Un an après le début de la crise financière déclenchée par l'effondrement de l'immobilier aux États-Unis, une nouvelle hausse rapide et irrationnelle des prix des actions, des maisons ou encore du pétrole pourrait paraître improbable. Pourtant, tous les ingrédients sont réunis pour qu'apparaisse une nouvelle bulle, avertissent les experts.

Historiquement, les bulles majeures se produisent à des décennies, voire des siècles d'intervalles. Pourtant, alors que l'explosion de la dernière bulle continue à faire sentir ses effets sur l'économie mondiale, les conditions sont réunies pour la formation de la suivante.

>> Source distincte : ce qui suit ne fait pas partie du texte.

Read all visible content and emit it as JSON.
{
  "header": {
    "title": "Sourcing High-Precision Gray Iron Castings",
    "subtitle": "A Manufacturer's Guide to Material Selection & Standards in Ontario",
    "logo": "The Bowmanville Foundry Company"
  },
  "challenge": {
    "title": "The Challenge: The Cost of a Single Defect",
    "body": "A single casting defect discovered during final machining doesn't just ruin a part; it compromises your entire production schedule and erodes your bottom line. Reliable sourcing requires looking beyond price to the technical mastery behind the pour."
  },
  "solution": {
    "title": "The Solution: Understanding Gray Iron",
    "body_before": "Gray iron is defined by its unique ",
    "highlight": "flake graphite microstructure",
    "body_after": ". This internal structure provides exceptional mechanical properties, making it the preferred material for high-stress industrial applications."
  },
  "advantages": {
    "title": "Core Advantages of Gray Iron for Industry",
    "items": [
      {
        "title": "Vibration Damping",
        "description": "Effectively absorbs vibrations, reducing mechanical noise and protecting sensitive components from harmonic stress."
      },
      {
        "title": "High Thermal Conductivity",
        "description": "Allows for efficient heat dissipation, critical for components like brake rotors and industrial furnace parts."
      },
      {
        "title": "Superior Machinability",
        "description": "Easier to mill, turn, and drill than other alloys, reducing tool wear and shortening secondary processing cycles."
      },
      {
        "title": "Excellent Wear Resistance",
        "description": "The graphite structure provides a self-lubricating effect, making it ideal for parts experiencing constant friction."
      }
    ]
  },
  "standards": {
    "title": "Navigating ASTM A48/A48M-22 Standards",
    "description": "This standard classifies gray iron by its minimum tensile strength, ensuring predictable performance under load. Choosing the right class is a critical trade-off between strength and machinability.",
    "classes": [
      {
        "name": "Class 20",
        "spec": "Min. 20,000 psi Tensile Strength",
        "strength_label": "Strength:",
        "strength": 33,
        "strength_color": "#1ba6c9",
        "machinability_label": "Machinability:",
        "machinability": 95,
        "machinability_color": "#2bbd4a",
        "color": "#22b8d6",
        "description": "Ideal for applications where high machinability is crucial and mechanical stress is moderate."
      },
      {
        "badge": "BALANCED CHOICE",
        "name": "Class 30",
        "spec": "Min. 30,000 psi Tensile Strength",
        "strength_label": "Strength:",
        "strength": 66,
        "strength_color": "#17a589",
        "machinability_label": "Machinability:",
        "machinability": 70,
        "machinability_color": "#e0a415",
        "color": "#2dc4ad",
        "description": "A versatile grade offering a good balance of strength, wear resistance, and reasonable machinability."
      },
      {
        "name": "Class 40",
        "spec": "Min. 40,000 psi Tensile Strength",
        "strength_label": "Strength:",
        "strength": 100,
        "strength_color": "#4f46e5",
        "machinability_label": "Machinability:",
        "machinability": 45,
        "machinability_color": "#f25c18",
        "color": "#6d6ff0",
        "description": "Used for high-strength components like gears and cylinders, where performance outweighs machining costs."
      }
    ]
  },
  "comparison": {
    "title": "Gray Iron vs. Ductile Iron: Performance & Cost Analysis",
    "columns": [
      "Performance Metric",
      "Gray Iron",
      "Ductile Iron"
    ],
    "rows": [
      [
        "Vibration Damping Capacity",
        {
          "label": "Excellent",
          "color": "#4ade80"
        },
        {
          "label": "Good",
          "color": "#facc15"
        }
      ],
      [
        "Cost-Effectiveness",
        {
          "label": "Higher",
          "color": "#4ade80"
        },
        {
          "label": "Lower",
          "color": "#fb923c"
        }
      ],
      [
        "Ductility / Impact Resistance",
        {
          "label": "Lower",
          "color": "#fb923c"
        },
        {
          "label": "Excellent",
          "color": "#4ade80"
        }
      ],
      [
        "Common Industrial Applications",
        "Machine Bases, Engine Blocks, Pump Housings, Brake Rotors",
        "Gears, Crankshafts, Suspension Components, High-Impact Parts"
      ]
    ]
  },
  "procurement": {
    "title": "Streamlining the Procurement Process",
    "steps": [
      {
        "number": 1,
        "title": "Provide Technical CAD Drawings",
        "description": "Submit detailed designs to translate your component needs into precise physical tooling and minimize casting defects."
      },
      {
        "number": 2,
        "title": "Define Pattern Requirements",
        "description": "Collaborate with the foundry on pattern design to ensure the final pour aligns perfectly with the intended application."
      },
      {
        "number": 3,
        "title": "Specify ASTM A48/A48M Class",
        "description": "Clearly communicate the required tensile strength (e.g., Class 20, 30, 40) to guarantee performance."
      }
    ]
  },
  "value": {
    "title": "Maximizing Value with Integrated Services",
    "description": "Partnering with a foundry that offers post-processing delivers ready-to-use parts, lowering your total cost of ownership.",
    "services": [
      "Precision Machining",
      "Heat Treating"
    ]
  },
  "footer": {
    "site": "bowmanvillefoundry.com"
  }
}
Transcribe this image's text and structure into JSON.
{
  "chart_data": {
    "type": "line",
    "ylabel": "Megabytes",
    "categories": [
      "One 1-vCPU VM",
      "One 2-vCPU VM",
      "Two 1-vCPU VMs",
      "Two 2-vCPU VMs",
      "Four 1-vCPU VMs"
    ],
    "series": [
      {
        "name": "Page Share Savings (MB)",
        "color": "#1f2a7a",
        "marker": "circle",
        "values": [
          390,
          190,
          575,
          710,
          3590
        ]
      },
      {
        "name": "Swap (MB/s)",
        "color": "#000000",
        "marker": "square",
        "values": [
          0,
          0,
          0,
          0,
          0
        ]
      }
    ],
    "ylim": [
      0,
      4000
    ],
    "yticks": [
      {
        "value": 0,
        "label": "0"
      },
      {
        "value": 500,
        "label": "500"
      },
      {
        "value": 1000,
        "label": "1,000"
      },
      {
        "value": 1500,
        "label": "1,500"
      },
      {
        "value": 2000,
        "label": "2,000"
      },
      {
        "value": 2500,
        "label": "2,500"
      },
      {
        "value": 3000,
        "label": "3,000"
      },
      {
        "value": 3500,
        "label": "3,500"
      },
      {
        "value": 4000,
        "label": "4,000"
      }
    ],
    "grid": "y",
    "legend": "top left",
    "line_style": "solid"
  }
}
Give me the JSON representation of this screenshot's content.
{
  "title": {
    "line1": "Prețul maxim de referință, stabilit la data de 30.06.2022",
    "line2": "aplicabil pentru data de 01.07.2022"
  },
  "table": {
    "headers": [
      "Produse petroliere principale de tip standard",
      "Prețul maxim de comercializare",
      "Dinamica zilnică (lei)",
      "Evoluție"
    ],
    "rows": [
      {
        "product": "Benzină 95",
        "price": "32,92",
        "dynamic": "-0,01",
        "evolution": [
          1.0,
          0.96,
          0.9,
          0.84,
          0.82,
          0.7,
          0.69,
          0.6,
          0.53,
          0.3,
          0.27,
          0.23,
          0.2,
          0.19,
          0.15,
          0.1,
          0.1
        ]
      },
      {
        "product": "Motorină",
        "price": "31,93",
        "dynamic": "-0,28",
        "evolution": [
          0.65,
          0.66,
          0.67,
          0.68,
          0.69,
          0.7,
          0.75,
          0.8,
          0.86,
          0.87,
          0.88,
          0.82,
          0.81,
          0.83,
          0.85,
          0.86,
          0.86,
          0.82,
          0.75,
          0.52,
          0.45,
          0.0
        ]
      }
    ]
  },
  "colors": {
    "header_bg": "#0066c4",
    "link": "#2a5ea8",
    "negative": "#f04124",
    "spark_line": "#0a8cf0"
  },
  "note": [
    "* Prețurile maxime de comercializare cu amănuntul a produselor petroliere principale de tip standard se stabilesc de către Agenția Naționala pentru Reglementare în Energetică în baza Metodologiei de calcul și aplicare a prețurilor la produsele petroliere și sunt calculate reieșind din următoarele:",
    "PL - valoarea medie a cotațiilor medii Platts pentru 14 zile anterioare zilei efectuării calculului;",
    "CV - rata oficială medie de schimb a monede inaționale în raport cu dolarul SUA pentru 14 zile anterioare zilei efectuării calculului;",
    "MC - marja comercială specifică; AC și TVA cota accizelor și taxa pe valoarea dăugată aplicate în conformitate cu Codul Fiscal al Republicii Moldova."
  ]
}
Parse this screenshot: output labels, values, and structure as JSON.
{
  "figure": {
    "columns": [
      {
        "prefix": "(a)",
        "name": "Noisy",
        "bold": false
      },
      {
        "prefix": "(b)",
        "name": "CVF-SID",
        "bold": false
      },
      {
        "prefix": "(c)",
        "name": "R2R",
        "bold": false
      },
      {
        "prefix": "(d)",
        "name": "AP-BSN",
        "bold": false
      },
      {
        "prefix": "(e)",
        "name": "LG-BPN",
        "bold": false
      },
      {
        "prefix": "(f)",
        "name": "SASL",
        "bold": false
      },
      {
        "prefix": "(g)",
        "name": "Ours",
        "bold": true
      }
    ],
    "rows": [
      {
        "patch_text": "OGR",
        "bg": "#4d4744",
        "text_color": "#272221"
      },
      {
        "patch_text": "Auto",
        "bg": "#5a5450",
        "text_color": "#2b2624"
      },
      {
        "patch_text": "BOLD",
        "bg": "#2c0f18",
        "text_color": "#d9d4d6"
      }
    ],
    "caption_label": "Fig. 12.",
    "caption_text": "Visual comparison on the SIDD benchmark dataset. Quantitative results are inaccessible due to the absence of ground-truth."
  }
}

Deux signaux d'alerte accréditent cette hypothèse. Le cours de l'or a atteint un plus haut historique à 1062 $ US l'once jeudi, et l'indice Nasdaq des valeurs technologiques a gagné 68% depuis mars.

Les experts notent une forte hausse du volume des capitaux circulant dans le monde à la recherche des meilleurs rendements. Les investisseurs sont toujours obsédés par les gains à court terme au détriment de la performance sur le long terme. Et l'information voyage aujourd'hui instantanément, favorisant les réactions «moutonnières».

«La question n'est pas de savoir si (une bulle) peut se reproduire, mais plutôt de savoir quand», souligne Kenneth Rogoff, professeur d'économie à l'université de Harvard et coauteur d'un ouvrage sur les bulles.

Aux États-Unis, les courtiers imprudents et certains acheteurs de logements ont été mis en cause, les premiers pour la bulle des actions internet du début de la décennie et les seconds pour la bulle immobilière, qui est encore en train de se dégonfler. Mais ce ne sont que des «acteurs» secondaires. L'augmentation du volume des capitaux en quête des investissements les plus rapides et rentables a joué un rôle bien plus grand dans l'apparition de ces bulles.

Au cours des 30 dernières années, la valeur des actifs financiers dans le monde - comme les actions, les obligations et les dépôts bancaires -, est devenue quatre fois plus grande que le produit intérieur brut (PIB) mondial annuel. Le Mckinsey Global Institute estime que ces actifs ont culminé à 194 000 milliards US en 2007. Ils ont certes chuté à 178 000 milliards US fin 2008, mais restent à un niveau beaucoup plus élevés qu'en 1990 (43 000 milliards US) ou en 2000 (94 000 milliards US).

La recherche des plus hauts rendements conduit souvent à miser sur les mêmes types d'investissements. C'est ce genre de comportement moutonnier qui conduit les prix des «produits» concernés à gonfler de manière déraisonnable.

Le professeur Rogoff, comme d'autres experts, estime que des règles plus strictes sur la prise de risques, les rémunérations de Wall Street et l'emprunt sont nécessaires. L'instauration de bonnes pratiques «pourrait retarder l'apparition de la prochaine (bulle) de 50 à 75 ans», selon M. Rogoff.

Les bulles ne datent pas d'hier. Durant la «tulipe-mania» qui saisit la Hollande au XVIIe siècle, cette fleur fut à l'origine d'une bulle brève mais ruineuse. À la fin du XIXe, les actions des chemins de fer américains se sont envolées... avant de dégringoler. Quelques décennies plus tard, Wall Street connut une ascension historique avant le krach de 1929, à l'origine de la Grande Dépression.

Entre la Seconde Guerre mondiale et les années 80, les grandes bulles ont été rares aux États-Unis. Les économies mondiales étaient alors étroitement régulées et le flux des capitaux internationaux limité, note Carmen Reinhart, professeur d'économie à l'Université du Maryland.

La situation est très différente aujourd'hui. Les marchés financiers internationaux sont fortement interconnectés, et le flux des capitaux transfrontaliers a augmenté, rendant l'économie américaine «beaucoup plus sujette aux crises», souligne Mme Reinhart.

Harrison Hong, un économiste de l'université de Princeton, estime que la logique de court terme qui anime les investisseurs les conduit également à oublier la crise précédente. Après l'explosion de la bulle technologique en 2000, il n'a fallu que quelques années pour que les mêmes investisseurs qui avaient perdu de l'argent dans les actions internet se tournent vers l'immobilier alors que les prix des logements augmentaient rapidement. «A mon avis, nous connaîtrons une répétition de ce scénario», prédit M. Hong.